Consideremos, outrossim, a questão sob o enfoque da proporcionalidade, para nesse contexto observar que a Administração contaria com um poder excessivo, se pudesse interromper,
“sponte sua”, o fluxo do tempo ou o desqualificar juridicamente, obtendo com isso efeitos mais vantajosos que poderia obter acaso determinasse a supressão do adicional.
E, assim um benefício que o servidor obteria depois que laborasse cinco anos, somente lhe seria concedido aos sete ou oito anos de trabalho, com uma sensível modificação do aspecto temporal que forma o núcleo da vantagem pecuniária, segundo a lei em vigor, sendo imperioso lembrar que, segundo a Lei de Introdução às Normas do Direito Brasileiro, artigo 2o., uma lei nova que estabeleça disposições especiais (como no caso da mencionada lei complementar), não pode revogar, nem modificar a lei anterior, que continua a produzir seus efeitos em decorrência do direito adquirido.
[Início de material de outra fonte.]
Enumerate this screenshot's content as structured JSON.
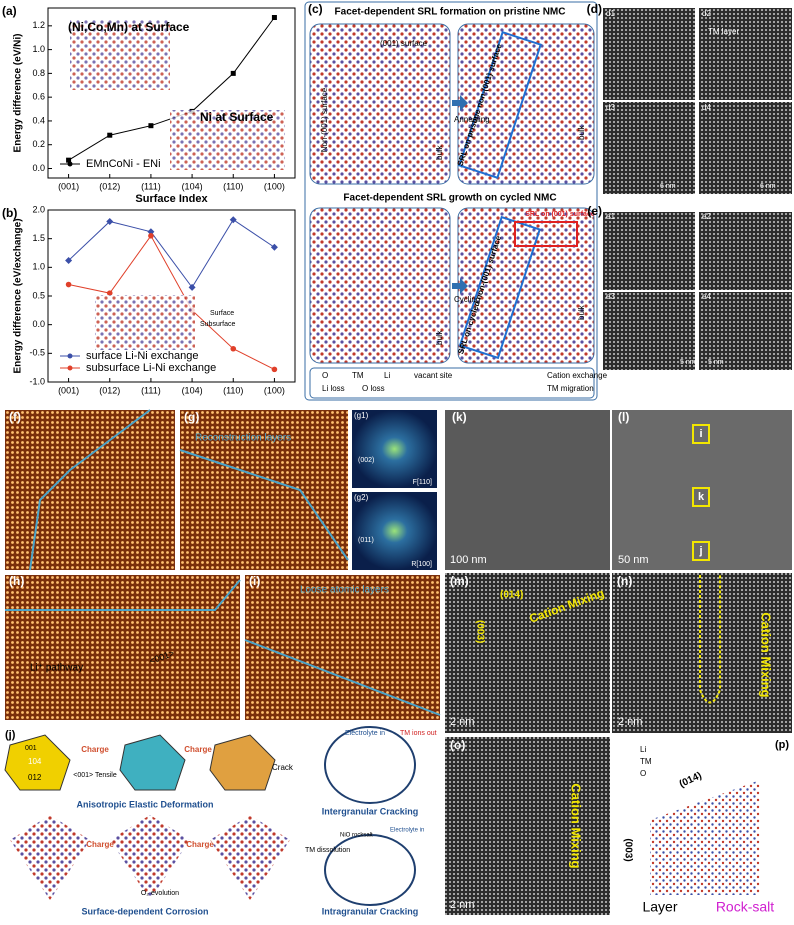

Poder-se-ia obtemperar, utilizando-se de um vetusto princípio do Direito, de que se a Administração pode o mais, isto é, se pode extinguir o adicional por tempo de serviço, poderia o menos, ou seja, poderia apenas interromper o fluxo do tempo para que não possa ser aproveitado no adicional por tempo de serviço. Esse argumento, contudo, não pode subsistir por três razões:
• primeiro porque, mantendo a lei a previsão do adicional por tempo de serviço como um benefício funcional que o servidor fará jus tão logo complete o tempo previsto em lei, em não havendo nenhuma modificação na forma como o servidor está a laborar, não há justa razão para que esse tempo deixe, artificialmente, de ser aproveitado;
• segundo porque a interrupção desse prazo equivale, na prática, à supressão da vantagem pecuniária, sem, entretanto, haver previsão expressão da lei quanto à essa supressão;
• terceiro porque a interrupção, ainda que pudesse a Administração a impor, deve respeitar o direito adquirido do servidor, até que ele complete o tempo previsto originalmente na lei, considerando, pois, o tempo que esteja já integrado a seu patrimônio jurídico-funcional no momento em que entra em vigor a nova lei, de modo que a interrupção da contagem do tempo de serviço, tanto quanto a supressão, somente podem produzir efeitos para o futuro.